14 NUN vigilavit iugum iniquitatum mearum in manu eius convolutae sunt et inpositae collo meo infirmata est virtus mea dedit me Dominus in manu de qua non potero surgere
Nun. Het juk mijner overtredingen is aangebonden door Zijn hand, zij zijn samengevlochten, zij zijn op mijn hals geklommen; Hij heeft mijn kracht doen vervallen; de HEERE heeft mij in hun handen gegeven, ik kan niet opstaan.
15 SAMECH abstulit omnes magnificos meos Dominus de medio mei vocavit adversum me tempus ut contereret electos meos torcular calcavit Dominus virgini filiae Iuda
Samech. De Heere heeft al mijn sterken in het midden van mij vertreden; Hij heeft een bijeenkomst over mij uitgeroepen, om mijn jongelingen te verbreken; de Heere heeft de wijnpers der jonkvrouw, der dochter van Juda, getreden.
16 AIN idcirco ego plorans et oculus meus deducens aquam quia longe factus est a me consolator convertens animam meam facti sunt filii mei perditi quoniam invaluit inimicus
Ain. Om dezer dingen wille ween ik; mijn oog, mijn oog vliet af van water, omdat de trooster, die mijn ziel zou verkwikken, verre van mij is; mijn kinderen zijn verwoest, omdat de vijand de overhand heeft.
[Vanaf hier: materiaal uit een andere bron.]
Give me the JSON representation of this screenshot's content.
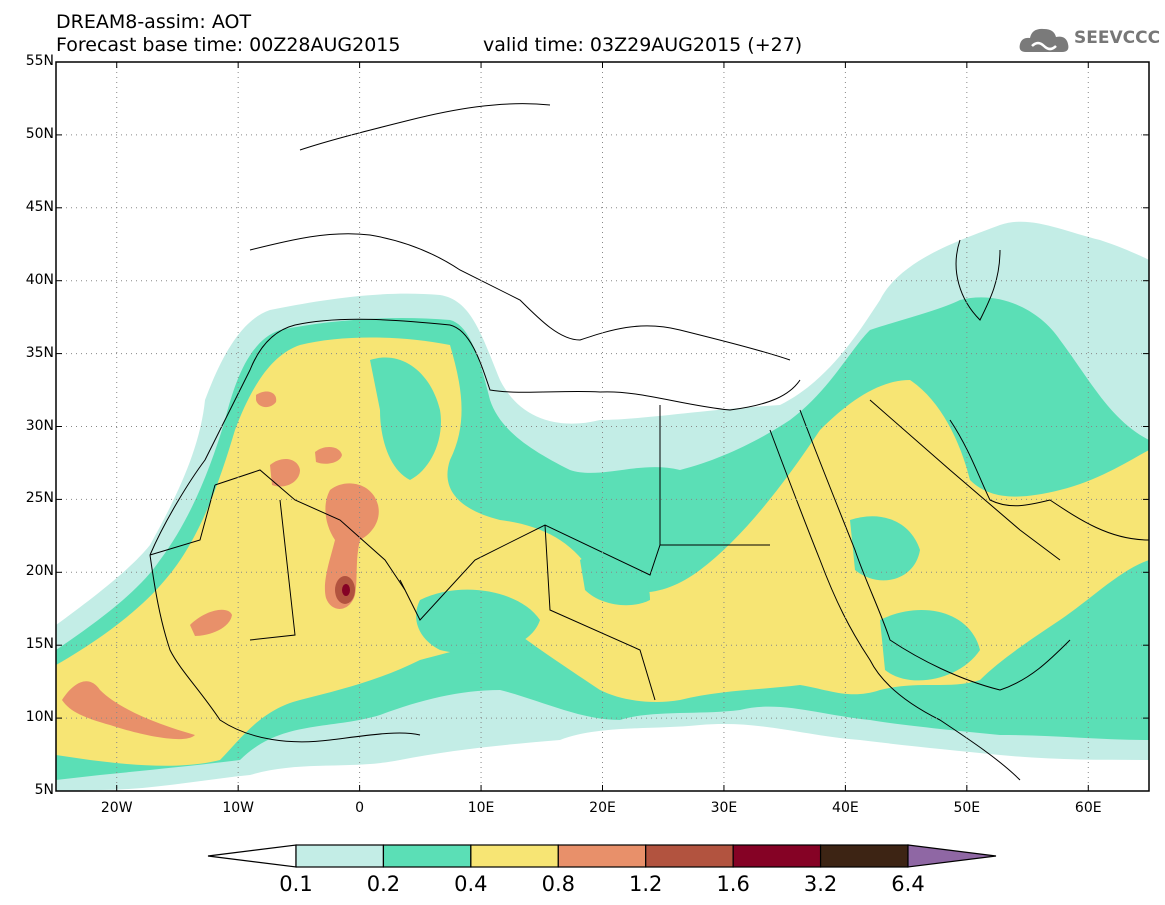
{
  "header": {
    "title_line1": "DREAM8-assim: AOT",
    "base_time": "Forecast base time: 00Z28AUG2015",
    "valid_time": "valid time: 03Z29AUG2015 (+27)",
    "logo_text": "SEEVCCC",
    "logo_icon": "cloud-icon"
  },
  "axes": {
    "lat_labels": [
      "55N",
      "50N",
      "45N",
      "40N",
      "35N",
      "30N",
      "25N",
      "20N",
      "15N",
      "10N",
      "5N"
    ],
    "lat_values": [
      55,
      50,
      45,
      40,
      35,
      30,
      25,
      20,
      15,
      10,
      5
    ],
    "lon_labels": [
      "20W",
      "10W",
      "0",
      "10E",
      "20E",
      "30E",
      "40E",
      "50E",
      "60E"
    ],
    "lon_values": [
      -20,
      -10,
      0,
      10,
      20,
      30,
      40,
      50,
      60
    ],
    "lon_range": [
      -25,
      65
    ],
    "lat_range": [
      5,
      55
    ],
    "grid": "dotted"
  },
  "colorbar": {
    "labels": [
      "0.1",
      "0.2",
      "0.4",
      "0.8",
      "1.2",
      "1.6",
      "3.2",
      "6.4"
    ],
    "colors": [
      "#ffffff",
      "#c3ede6",
      "#5bdfb6",
      "#f7e574",
      "#e8906a",
      "#b2533f",
      "#850225",
      "#3d2414",
      "#8f67a4"
    ]
  }
}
17 FE expandit Sion manus suas non est qui consoletur eam mandavit Dominus adversum Iacob in circuitu eius hostes eius facta est Hierusalem quasi polluta menstruis inter eos
Pe. Sion breidt haar handen uit, daar is geen trooster voor haar; de HEERE heeft van Jakob geboden, dat die rondom hem zijn, zijn tegenpartijders zouden zijn; Jeruzalem is als een afgezonderde vrouw onder hen.
18 SADE iustus est Dominus quia os eius ad iracundiam provocavi audite obsecro universi populi et videte dolorem meum virgines meae et iuvenes mei abierunt in captivitatem
Tsade. De HEERE is rechtvaardig, want ik ben Zijn mond wederspannig geweest; hoort toch, alle gij volken, en ziet mijn smart; mijn jonkvrouwen en mijn jongelingen zijn in de gevangenis gegaan.
19 COPH vocavi amicos meos et ipsi deceperunt me sacerdotes mei et senes mei in urbe consumpti sunt quia quaesierunt cibum sibi ut refocilarent animam suam
Koph. Ik riep tot mijn liefhebbers, maar zij hebben mij bedrogen; mijn priesters en mijn oudsten hebben in de stad den geest gegeven, als zij spijze voor zich zochten, opdat zij hun ziel mochten verkwikken.
20 RES vide Domine quoniam tribulor venter meus conturbatus est subversum est cor meum in memet ipsa quoniam amaritudine plena sum foris interfecit gladius et domi mors similis est
Resch. Aanzie, HEERE, want mij is bange; mijn ingewand is beroerd, mijn hart heeft zich omgekeerd in het binnenste van mij, want ik ben zeer wederspannig geweest; van buiten heeft mij het zwaard van kinderen beroofd, van binnen is als de dood.
21 SEN audierunt quia ingemesco ego et non est qui consoletur me omnes inimici mei audierunt malum meum laetati sunt quoniam tu fecisti adduxisti diem consolationis et fient similes mei
Schin. Zij horen, dat ik zucht, maar ik heb geen trooster; al mijn vijanden horen mijn kwaad; en zij zijn vrolijk, dat Gij het gedaan hebt; als Gij den dag zult voortgebracht hebben, dien Gij uitgeroepen hebt, zo zullen zij zijn, gelijk ik ben.
22 THAU ingrediatur omne malum eorum coram te et devindemia eos sicut vindemiasti me propter omnes iniquitates meas multi enim gemitus mei et cor meum maerens
Thau. Laat al hun kwaad voor Uw aangezicht komen, en doe hun, gelijk als Gij mij gedaan hebt vanwege al mijn overtredingen; want mijn zuchtingen zijn vele, en mijn hart is mat.